Original link:tecdat.cn/?p=7563

Original source:Tuo End number according to the tribe public number

 

** Automatic discovery of nude images has been a central issue in computer vision for more than two decades, and because of its long history and immediate goals, it is a good example of how the field is evolving. In this blog post, I will use the naked detection problem to illustrate how the training of modern convolutional neural networks (ConvNets) differs from past research.

 

(Warning and disclaimer: This article contains visualizations of nudity for scientific purposes. If you are under 18 or offended by nudity, don’t read on.)

In 1996,

 

The seminal work in this field was the aptly named “Finding Naked People” by Fleck et al. Published in the mid-1990s, it provides a good example of the kind of work that computer vision researchers were doing before convolutional networks took over.

In 2014,

Instead of designing formal rules to describe how input data should be represented, deep learning researchers have designed network architectures and data sets so that AI systems can learn representations directly from the data. But because deep learning researchers do not specify exactly how networks behave with a given input, a new problem arises: how to understand what convolutional networks are activating?

 

Understanding the operation of convolutional networks requires the interpretation of element activities at various levels. In the remainder of this article, we examine an earlier version of the NSFW model by mapping activities down from the top level into the input pixel space. This will enable us to see what input pattern caused a given activation in the function diagram in the first place (that is, why the image was labeled “NSFW”).

Tactile sensitivity

To build the heat map on the left side, we sent each window to convNet and averaged the “NSFW” score for each pixel. Convolutional networks tend to predict “NSFW” when they see a crop full of skin, which results in a large red area on Lena’s body. To create a heat map on the right, we systematically blotted out a portion of the original image and reported 1 minus the average “NSFW” score (i.e., the “SFW” score). When most NSFW areas are obscured, the “SFW” score increases and we see higher values in the heat map. For the sake of clarity, the following figure illustrates which images are fed into the convolutional network respectively in the above two experiments:

 

One of the advantages of these occlusion experiments is that they can be performed when the classifier is a complete black box. Here is a code snippet that reproduces these results through our API:

# NSFW occulsion experiment

from StringIO import StringIO

import matplotlib.pyplot as plt
import numpy as np
from PIL import Image, ImageDraw
import requests
import scipy.sparse as sp

from clarifai.client import ClarifaiApi

CLARIFAI_APP_ID = '... '
CLARIFAI_APP_SECRET = '... '
clarifai = ClarifaiApi(app_id=CLARIFAI_APP_ID,
                       app_secret=CLARIFAI_APP_SECRET,
                       base_url='https://api.clarifai.com')

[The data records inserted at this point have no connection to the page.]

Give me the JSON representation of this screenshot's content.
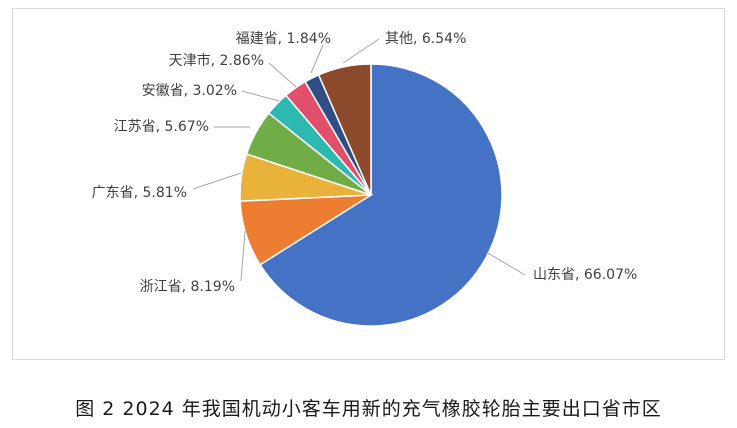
{
  "chart_data": {
    "type": "pie",
    "start_angle_deg": 0,
    "direction": "clockwise",
    "slices": [
      {
        "name": "山东省",
        "value": 66.07,
        "label": "山东省, 66.07%",
        "color": "#4472c4"
      },
      {
        "name": "浙江省",
        "value": 8.19,
        "label": "浙江省, 8.19%",
        "color": "#ed7d31"
      },
      {
        "name": "广东省",
        "value": 5.81,
        "label": "广东省, 5.81%",
        "color": "#e9b23a"
      },
      {
        "name": "江苏省",
        "value": 5.67,
        "label": "江苏省, 5.67%",
        "color": "#70ad47"
      },
      {
        "name": "安徽省",
        "value": 3.02,
        "label": "安徽省, 3.02%",
        "color": "#2db9b0"
      },
      {
        "name": "天津市",
        "value": 2.86,
        "label": "天津市, 2.86%",
        "color": "#e0506a"
      },
      {
        "name": "福建省",
        "value": 1.84,
        "label": "福建省, 1.84%",
        "color": "#2f4e86"
      },
      {
        "name": "其他",
        "value": 6.54,
        "label": "其他, 6.54%",
        "color": "#8b4a2b"
      }
    ]
  },
  "caption": "图 2  2024 年我国机动小客车用新的充气橡胶轮胎主要出口省市区"
}
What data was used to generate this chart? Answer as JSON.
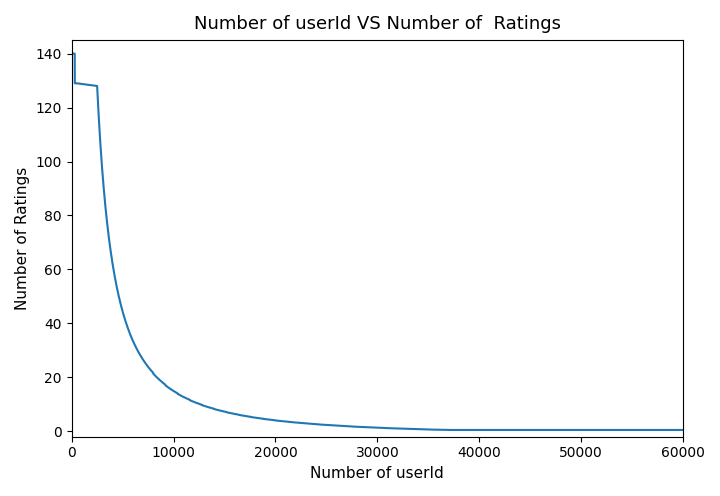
{
  "title": "Number of userId VS Number of  Ratings",
  "xlabel": "Number of userId",
  "ylabel": "Number of Ratings",
  "line_color": "#1f77b4",
  "line_width": 1.5,
  "xlim": [
    0,
    60000
  ],
  "ylim": [
    -2,
    145
  ],
  "xticks": [
    0,
    10000,
    20000,
    30000,
    40000,
    50000,
    60000
  ],
  "yticks": [
    0,
    20,
    40,
    60,
    80,
    100,
    120,
    140
  ],
  "figsize": [
    7.2,
    4.96
  ],
  "dpi": 100,
  "background_color": "#ffffff"
}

def batch_request(imgs, bboxes) :
  """use the API to tag a batch of occulded images"""
  assert len(bboxes) < 128
  #convert to image bytes
  stringios = []
  for img in imgs:
    stringio = StringIO()
    img.save(stringio, format='JPEG')
    stringios.append(stringio)
  #call api and parse response
  output = []
  response = clarifai.tag_images(stringios, model='NSFW - v1.0')
  for result,bbox in zip(response['results'], bboxes):
    nsfw_idx = result['result'] ['tag'] ['classes'].index("sfw")
    nsfw_score = result['result'] ['tag'] ['probs'][nsfw_idx]
    output.append((nsfw_score, bbox))
  return output

 
Copy the code

Although these types of experiments provide a simple way to display the output of a classifier, one drawback is that the resulting visualizations are often fuzzy. This prevents us from gaining meaningful insight into how the network actually works.

Deconvolution network

After training the network on a given data set, we hope to be able to take images and courses, and put forward similar requirements to the convolutional network:

 

Here’s how we visualized Lena photos when using deconvnet (note: deconvnet used here requires a square image to work properly – we padded the full Lena image to get the correct appearance ratio) :

 

Based on our deconvnet, we can embellish Barbara by adding red to make it look more PG:

 

This picture of Honey Rider, played by Hors Rider from The James Bond film Doctor No, was voted number one in a 2003 British survey of the 100 Greatest Sex Moments of Screen History:

 

A remarkable feature of the above experiments is that the convolutional neural network learned red lips and belly button, representing “NSFW”. This probably means we didn’t include enough red lips and belly button images in our “SFW” training data. If we had evaluated the model only by checking the accuracy/recall rate and ROC curve (as shown below – test set size: 428,271), we would never have found this problem because our test data had the same weakness. This highlights a fundamental difference between training rule-based classifiers and modern AI research. Rather than design functionality manually, redesign the training data until the functionality found improves.